Maria often refers to herself as a “player” (but not an actress), mostly in the context of the roles that society imposes on her. BZ constantly accuses her of “playing,” and forces Helene to “play-or-pay,” though it is in the end his nihilistic attitude to life that brings him to suicide. Hollywood is a place where the thin line between truth and fiction blurs.
Dreams
After the abortion, Maria suffers from recurring nightmares and ghastly visions featuring dead fetuses, dying children, severed body parts and plumbing.
Air conditioners
They appear regularly, among others in the room in Encino where Maria undergoes abortion. May have to do with suffocating atmosphere of Wyeth’s environment. Carter is said to dislike air conditioners.
Whiteness
Maria dreams of driving “into the hard white empty core of the world,” then she falls into a sleepless dream. Before termination of her pregnancy, she sleeps between “immaculate” white sheets and wears “white crepe pajamas,” to insure miscarriage. Her mind is like a “blank tape” merely recording impressions and experiences. One of the figures from her dreams is “a man in white duck pants” who was present during the abortion. Whiteness prefigures nothingness and obliteration of memory. It is also in accordance with the stylistic intention of the author to write “a novel so elliptical and fast that it would be over before you noticed it, a novel so fast that it would scarcely exist on the page at all....white space. Empty space...."[4]

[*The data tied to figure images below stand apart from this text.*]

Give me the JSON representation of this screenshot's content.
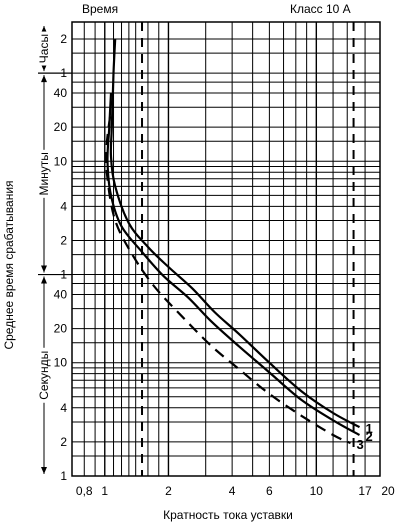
{
  "chart_data": {
    "type": "line",
    "title_left": "Время",
    "title_right": "Класс 10 А",
    "xlabel": "Кратность тока уставки",
    "ylabel": "Среднее время срабатывания",
    "x_scale": "log",
    "xlim": [
      0.7,
      20
    ],
    "x_ticks": [
      {
        "value": 0.8,
        "label": "0,8"
      },
      {
        "value": 1,
        "label": "1"
      },
      {
        "value": 2,
        "label": "2"
      },
      {
        "value": 4,
        "label": "4"
      },
      {
        "value": 6,
        "label": "6"
      },
      {
        "value": 10,
        "label": "10"
      },
      {
        "value": 17,
        "label": "17"
      },
      {
        "value": 20,
        "label": "20"
      }
    ],
    "y_scale": "log",
    "y_unit": "seconds",
    "y_decades": [
      {
        "name": "Часы",
        "unit": "hours",
        "ticks": [
          {
            "value": 1,
            "label": "1"
          },
          {
            "value": 2,
            "label": "2"
          }
        ]
      },
      {
        "name": "Минуты",
        "unit": "minutes",
        "ticks": [
          {
            "value": 1,
            "label": "1"
          },
          {
            "value": 2,
            "label": "2"
          },
          {
            "value": 4,
            "label": "4"
          },
          {
            "value": 10,
            "label": "10"
          },
          {
            "value": 20,
            "label": "20"
          },
          {
            "value": 40,
            "label": "40"
          }
        ]
      },
      {
        "name": "Секунды",
        "unit": "seconds",
        "ticks": [
          {
            "value": 1,
            "label": "1"
          },
          {
            "value": 2,
            "label": "2"
          },
          {
            "value": 4,
            "label": "4"
          },
          {
            "value": 10,
            "label": "10"
          },
          {
            "value": 20,
            "label": "20"
          },
          {
            "value": 40,
            "label": "40"
          }
        ]
      }
    ],
    "reference_lines_x": [
      1.5,
      15
    ],
    "series": [
      {
        "name": "1",
        "style": "solid",
        "points": [
          [
            1.12,
            7200
          ],
          [
            1.1,
            3600
          ],
          [
            1.08,
            1200
          ],
          [
            1.07,
            660
          ],
          [
            1.12,
            360
          ],
          [
            1.3,
            170
          ],
          [
            1.6,
            105
          ],
          [
            2.0,
            70
          ],
          [
            2.6,
            45
          ],
          [
            3.3,
            28
          ],
          [
            4.3,
            18
          ],
          [
            6.0,
            10
          ],
          [
            8.5,
            5.6
          ],
          [
            12.0,
            3.6
          ],
          [
            16.0,
            2.7
          ]
        ]
      },
      {
        "name": "2",
        "style": "solid",
        "points": [
          [
            1.07,
            2400
          ],
          [
            1.05,
            1200
          ],
          [
            1.03,
            600
          ],
          [
            1.07,
            300
          ],
          [
            1.2,
            160
          ],
          [
            1.5,
            95
          ],
          [
            1.9,
            58
          ],
          [
            2.5,
            37
          ],
          [
            3.2,
            23
          ],
          [
            4.3,
            14
          ],
          [
            6.0,
            8.2
          ],
          [
            8.5,
            4.7
          ],
          [
            12.0,
            3.1
          ],
          [
            16.0,
            2.3
          ]
        ]
      },
      {
        "name": "3",
        "style": "dashed",
        "points": [
          [
            1.06,
            1500
          ],
          [
            1.02,
            800
          ],
          [
            1.03,
            420
          ],
          [
            1.12,
            180
          ],
          [
            1.35,
            90
          ],
          [
            1.7,
            48
          ],
          [
            2.3,
            26
          ],
          [
            3.2,
            14
          ],
          [
            4.4,
            8.5
          ],
          [
            6.0,
            5.3
          ],
          [
            8.5,
            3.4
          ],
          [
            12.0,
            2.3
          ],
          [
            14.5,
            1.95
          ]
        ]
      }
    ]
  }
}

An aggressive madwoman in a queue at a Market attempts a conversation with Maria, accusing her of inattentiveness. After marrying Carter, she receives letters from “mad people.” Her daughter is having mental problems, and ultimately she herself is admitted to a neuropsychiatric ward. In Didion’s world normality and cause-effect solutions constitute conventions established by unspecified “them.”
[edit] Trivia
Trivia sections are discouraged under Wikipedia guidelines. The article could be improved by integrating relevant items and removing inappropriate ones. |
- In the Encino room the man in white duck pants who performs Maria's abortion watches a movie with Paula Raymond. “Funny she never became a star,” he says later to Maria. Paula Raymond started her career well in the fifties, but ended up playing in second-rate horror movies and soap operas. In many respects she’s Maria’s alter ego.
- BZ is an abbreviation for benzodiazepines, sedative drugs.
- Maria’s mother croons to herself the lyrics of the hit single by Jo Stafford, "You Belong to Me". Maria replays in her head lines from 1969’s "Son of a Preacher Man" by Dusty Springfield and "Spinning Wheel" by Blood, Sweat & Tears.
- The book was made into a 1972 movie[3] starring Tuesday Weld as Maria and Anthony Perkins as B.Z. Didion co-wrote the screenplay with her husband, John Gregory Dunne.